Honestly, i have a testing calculate how many containers of a given size and weight capacity it takes to pack the specified goods. But i'm really bad at algorithm, so i post this to looking some hint from you guys. Any help is appreciate. Thank you guys !
I have three container sizes and their capacities like this :
Container Size : Large
Maximum Volume (m3) : 76
Maximum Weight (kg) : 29,600
Container Size : Medium
Maximum Volume (m3) : 67.3 Maximum Weight (kg) : 27,397
Container Size : Small
Maximum Volume (m3) : 33 Maximum Weight (kg) : 22,100
Given a total weight and volume for goods in a shipment, the algorithm must output the most efficient combination of containers to pack the goods in. The system should use larger containers where possible, but empty space should be minimised.
For input of volume 213m3 and weight 22,421kg, the expected output is:
array(
‘L’ => array(
‘quantity’ => 2,
‘volume’ => 152,
‘weight’ => 16000
),
‘M’ => array(
‘quantity’ => 1,
‘volume’ => 61,
‘weight’ => 6421
),
‘S’ => array(
‘quantity’ => 0,
‘volume’ => 0,
‘weight’ => 0
),
)
For input of volume 182m3 and weight 19,158kg, the expected output is:
array(
‘L’ => array(
‘quantity’ => 2,
‘volume’ => 152,
‘weight’ => 16000
),
‘M’ => array(
‘quantity’ => 0,
‘volume’ => 0,
‘weight’ => 0
),
‘S’ => array(
‘quantity’ => 1,
‘volume’ => 30,
‘weight’ => 3158
),
)
I can't understand how it work ....
So please hint me.
Thank you.
The problem you are looking to solve is a well known NP-complete problem called as the knapsack problem. Here is the wikipedia link describing that problem :-
The best recommended way would be some sort of heuristics. Here's a paper that describes some useful heuristics to solve the knapsack problem.

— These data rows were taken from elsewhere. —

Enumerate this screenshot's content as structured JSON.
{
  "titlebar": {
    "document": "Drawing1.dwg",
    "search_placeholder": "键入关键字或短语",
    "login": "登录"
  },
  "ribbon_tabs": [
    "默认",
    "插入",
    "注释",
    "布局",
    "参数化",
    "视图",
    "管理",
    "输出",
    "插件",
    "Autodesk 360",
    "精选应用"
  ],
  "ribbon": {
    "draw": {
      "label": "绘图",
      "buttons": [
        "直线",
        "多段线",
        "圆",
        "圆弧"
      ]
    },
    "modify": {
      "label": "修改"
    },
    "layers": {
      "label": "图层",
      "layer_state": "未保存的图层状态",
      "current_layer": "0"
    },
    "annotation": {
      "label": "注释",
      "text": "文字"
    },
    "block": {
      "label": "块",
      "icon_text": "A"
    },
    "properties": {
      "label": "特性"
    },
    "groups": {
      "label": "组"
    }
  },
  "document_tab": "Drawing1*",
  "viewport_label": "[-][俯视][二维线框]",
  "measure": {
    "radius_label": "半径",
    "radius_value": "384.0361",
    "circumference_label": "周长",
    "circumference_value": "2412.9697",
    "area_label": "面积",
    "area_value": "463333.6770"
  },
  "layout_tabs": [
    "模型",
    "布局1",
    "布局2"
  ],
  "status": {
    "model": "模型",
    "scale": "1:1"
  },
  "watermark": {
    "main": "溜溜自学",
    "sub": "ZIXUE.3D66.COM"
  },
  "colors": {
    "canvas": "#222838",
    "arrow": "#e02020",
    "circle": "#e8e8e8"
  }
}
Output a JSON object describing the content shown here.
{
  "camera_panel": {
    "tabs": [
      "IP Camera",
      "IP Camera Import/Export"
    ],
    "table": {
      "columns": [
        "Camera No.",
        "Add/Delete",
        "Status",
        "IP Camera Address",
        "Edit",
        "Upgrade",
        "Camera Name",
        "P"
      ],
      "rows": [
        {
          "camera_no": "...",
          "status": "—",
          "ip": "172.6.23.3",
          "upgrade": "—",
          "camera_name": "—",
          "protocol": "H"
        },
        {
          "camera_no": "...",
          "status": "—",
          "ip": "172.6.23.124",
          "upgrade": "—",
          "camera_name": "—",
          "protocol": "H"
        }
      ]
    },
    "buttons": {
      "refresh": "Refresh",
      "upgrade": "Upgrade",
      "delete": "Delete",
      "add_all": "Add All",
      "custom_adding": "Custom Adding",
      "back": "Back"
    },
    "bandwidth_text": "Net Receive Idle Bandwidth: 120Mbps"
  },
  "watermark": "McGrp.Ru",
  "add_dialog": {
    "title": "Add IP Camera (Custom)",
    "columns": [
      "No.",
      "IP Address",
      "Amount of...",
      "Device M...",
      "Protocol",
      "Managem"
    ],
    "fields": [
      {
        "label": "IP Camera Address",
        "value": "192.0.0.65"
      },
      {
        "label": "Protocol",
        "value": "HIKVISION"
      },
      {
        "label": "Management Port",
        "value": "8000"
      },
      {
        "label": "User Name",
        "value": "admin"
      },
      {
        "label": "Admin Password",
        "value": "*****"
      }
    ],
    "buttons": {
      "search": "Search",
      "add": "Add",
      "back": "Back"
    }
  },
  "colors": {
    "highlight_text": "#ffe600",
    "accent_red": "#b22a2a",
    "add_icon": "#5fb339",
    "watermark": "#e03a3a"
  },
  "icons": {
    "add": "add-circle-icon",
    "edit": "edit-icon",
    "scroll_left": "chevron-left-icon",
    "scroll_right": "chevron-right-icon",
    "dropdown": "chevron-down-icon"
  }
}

Edit :- To explain a bit further, NP-complete problems are a known category of problems for which no efficient solution exists. i.e., there is no algorithm that is both fast and correct. Hence you have to use some kind of heuristic approximation algorithms to solve it that are both fast and reasonably correct.
What kind of heuristic would be best suited for your problem is probably out of the scope of stackoverflow. I've given you some resources and you can search more on this rather well studied problem.